Day 3: June 4, 2005
A Dry Day



The first picture is of last night's resting place - the TDY Inn. I initially thought that it was the Tidy Inn and that the 'I' was missing from the first sign that I saw but not so. It's a bit east of Williamsburg and I can believe I can honestly recommend it. I had a two room suite with a kitchen area. It was reasonably priced and had wireless internet everywhere although it was difficult to get in my room. It was cloudy but dry when I left the motel. I decided to follow through on tentative plans to visit Jamestown and Yorktown.

These historic towns are linked with Williamsburg by something called the Colonial Parkway. Lined with trees and offering frequent views of water on the way to Jamestown, I knew I would like it as soon as I saw a "Commercial Traffic Excluded" sign. I was just a tad early for the opening of the Jamestown National Park and filled the brief delay by driving by a neighboring attraction: Jamestown Settlement although I took no photos. It is a living museum depicting the early life in Jamestown. It is not part of the National Park (i.e., separate admission fee). I decided to skip the settlement in the interest of time.

The park was open by the time I returned but the attendant suggested heading first to the Glasshouse since the visitor's center would not open until 9:00; About half an hour away. The Glasshouse area includes the excavated ruins of ovens from the 1608 endeavor and a working glass blowing operation. Items made here are for sale in the gift shop.

The tall obelisk was erected in 1907 to commemorate the three-hundredth anniversary of Jamestown's founding. Less than half a century before the monument went up, the area was visited by the American Civil War. Labels on the exposed soil read "CONFEDERATE EARTHWORK - 1861", "PRE-CIVIL WAR PLOWZONE", and "JAMES FORT PERIOD 1607-1624". This statue of Pocahontas is near the church which can be entered through the 1671 brick tower; The only structure remaining from the 17th century. The statue of John Smith stands near the water.

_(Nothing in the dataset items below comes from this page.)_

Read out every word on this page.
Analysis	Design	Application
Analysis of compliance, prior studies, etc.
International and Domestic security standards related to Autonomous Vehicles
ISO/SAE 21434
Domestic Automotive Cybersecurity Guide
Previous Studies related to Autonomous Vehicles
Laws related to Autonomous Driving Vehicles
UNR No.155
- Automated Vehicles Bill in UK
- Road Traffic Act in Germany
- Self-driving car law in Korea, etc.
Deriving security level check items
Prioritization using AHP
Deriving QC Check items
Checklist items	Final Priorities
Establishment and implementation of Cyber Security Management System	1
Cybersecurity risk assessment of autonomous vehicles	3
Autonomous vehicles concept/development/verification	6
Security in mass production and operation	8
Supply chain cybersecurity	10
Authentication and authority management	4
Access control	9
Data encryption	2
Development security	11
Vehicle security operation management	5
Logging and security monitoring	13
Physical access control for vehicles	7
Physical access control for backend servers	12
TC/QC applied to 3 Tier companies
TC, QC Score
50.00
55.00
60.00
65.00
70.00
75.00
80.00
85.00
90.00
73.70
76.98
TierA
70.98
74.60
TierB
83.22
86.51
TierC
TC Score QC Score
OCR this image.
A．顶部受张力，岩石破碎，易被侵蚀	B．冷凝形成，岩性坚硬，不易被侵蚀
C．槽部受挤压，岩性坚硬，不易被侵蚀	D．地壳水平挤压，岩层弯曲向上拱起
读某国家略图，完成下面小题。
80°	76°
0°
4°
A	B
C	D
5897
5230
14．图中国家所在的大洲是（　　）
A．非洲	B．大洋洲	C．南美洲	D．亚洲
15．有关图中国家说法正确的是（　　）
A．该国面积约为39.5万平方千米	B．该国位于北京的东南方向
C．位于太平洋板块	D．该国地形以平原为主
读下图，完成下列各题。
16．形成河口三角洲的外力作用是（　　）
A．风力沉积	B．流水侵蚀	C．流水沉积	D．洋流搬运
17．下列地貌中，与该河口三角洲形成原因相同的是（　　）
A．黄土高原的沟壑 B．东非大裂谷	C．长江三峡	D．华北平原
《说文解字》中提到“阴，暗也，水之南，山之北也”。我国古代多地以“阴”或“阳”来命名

Many of the Jamestown buildings are outlined in bricks as can be seen in the foreground of the last picture. These are not actual 17th century foundations. But I took this particular picture not because of the bricks but because of what is on the other side of the fence. The young deer was right next to the fence when I first spotted it. I paused for a picture then started slowly forward. I took just a couple of steps before the deer bolted.

Next I drove to the other end of the Colonial Parkway to Yorktown where this collection of Mopar muscle was parked near the visitor's center. For the curious among you, the yellow Dodge Coronet holds a 383 and there is a 440 in the Charger beyond the pair of Vipers. The visitor's center includes a small museum, movie theater, and an overlook from which I took the battlefield picture. The Victory Monument is also visible from that overlook but I got a closer look before starting the well marked driving tour.

Yorktown was besieged in two different wars. In 1781, British troops were attacked and defeated by a combination of French and American soldiers. French ships also played a major role in the battle. In 1862, Confederates pulled out in the face of overwhelming Union troops. There are 2183 soldiers, both Union & Confederate, buried here but all but 747 of them are unknown. A sign nearby explains that what is now a road leveling cut was done the old fashioned way - nearly three centuries of wear. Like the cars in the first photo, the subject of the last photo has nothing to do with the area's history.

When I first thought about this trip, I thought that I might be able to connect with Wes & Dee Holt in Richmond. Faithful readers may recall that I first met Wes & Dee in 2003 as we waited to cross the Chain of Rocks bridge. Last year I met up with Wes in Cincinnati on his way home from the Springfield, IL, Route 66 Festival. My fluid schedule got me here while the Corvette Club of Richmond's annual show was in full swing. It prevented me from spending a lot of time with Wes & Dee but was pretty cool in its own right. A few of the winners are pictured here and include Dee's 1995 C4. The C5 AE they drove to St Louis is considered Wes's so Dee just got her own 'Vette. My strange pose is because I'm trying to keep my "bib" from falling off. It's an event shirt from the Holts.

Getting through Richmond's traffic was not exactly fun but once out of the city US-60 became two lane and pretty. Just before Amherst these buildings caught my eye. They are a mile or so apart and on different sides of the road. Could either or both have been early gas stations?

I'll end the day's report like I started it - with a motel picture. This is my Amherst home.